Setting up and maintaining a monitoring stack requires ongoing attention: updating container images, managing storage growth, tuning alert thresholds, and responding to incidents. If you'd rather focus on your application while experts handle the infrastructure monitoring, MassiveGRID's fully managed dedicated hosting includes 24/7 monitoring, proactive alerting, and incident response — all handled by our team.
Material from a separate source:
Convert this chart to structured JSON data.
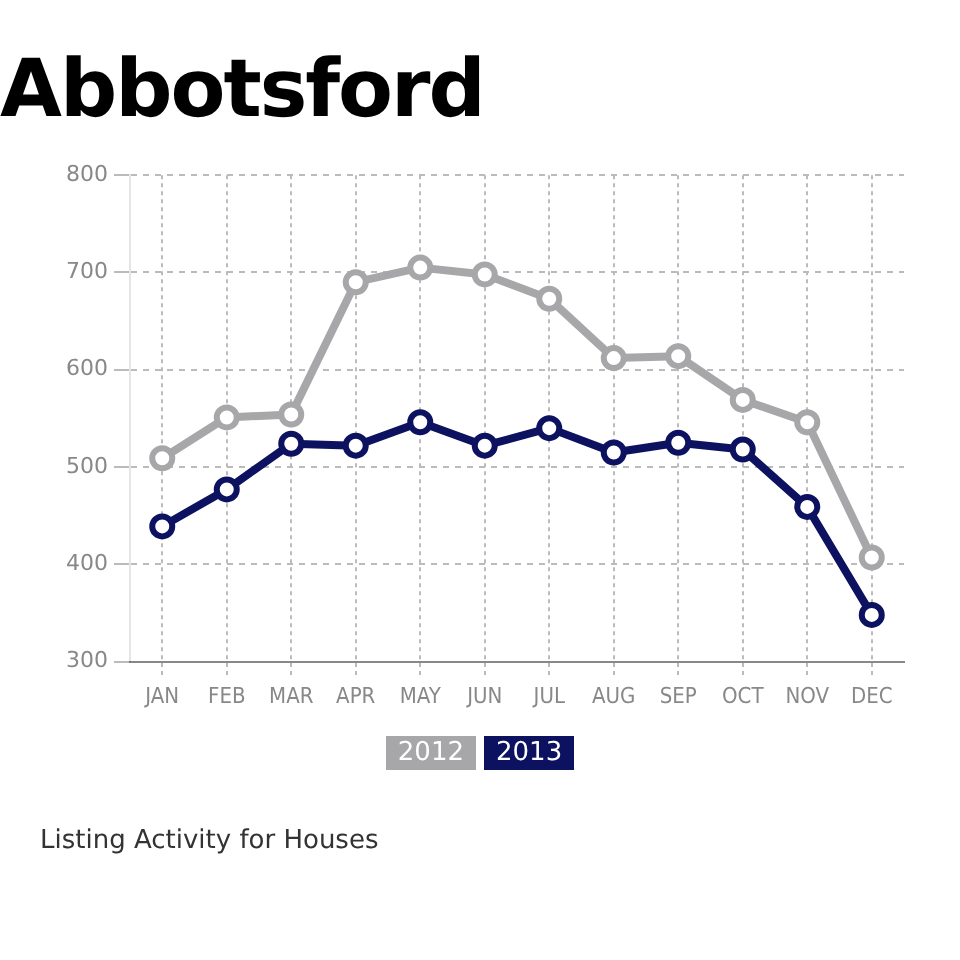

PromQL queries are CPU-intensive for complex dashboards. If you're running dashboards with many panels, heavy aggregations, or long time ranges, dedicated CPU resources ensure consistent query performance without contention from other workloads.
Summary
You now have a production-grade monitoring stack running on your Ubuntu VPS:
- Prometheus — scraping metrics every 15 seconds from four exporters, with 30-day retention
- node_exporter — CPU, memory, disk, network system metrics
- nginx_exporter — web server connection and request metrics
- mysqld_exporter — database query and connection metrics
- cAdvisor — per-container resource usage metrics
- Grafana — dashboards with community and custom panels, alerting to Slack/email/Telegram
This stack scales well. You can add exporters for any new service, create dashboards for different audiences (ops team vs developers), and extend alerting rules as your application grows. The pull-based architecture means adding a new target is just a configuration change — no agents to install on the monitored service.
For ongoing disk management as your Prometheus data grows, check our disk space management guide. And if your monitoring needs grow beyond a single VPS, consider running Prometheus with remote storage backends like Thanos or Cortex for multi-server aggregation.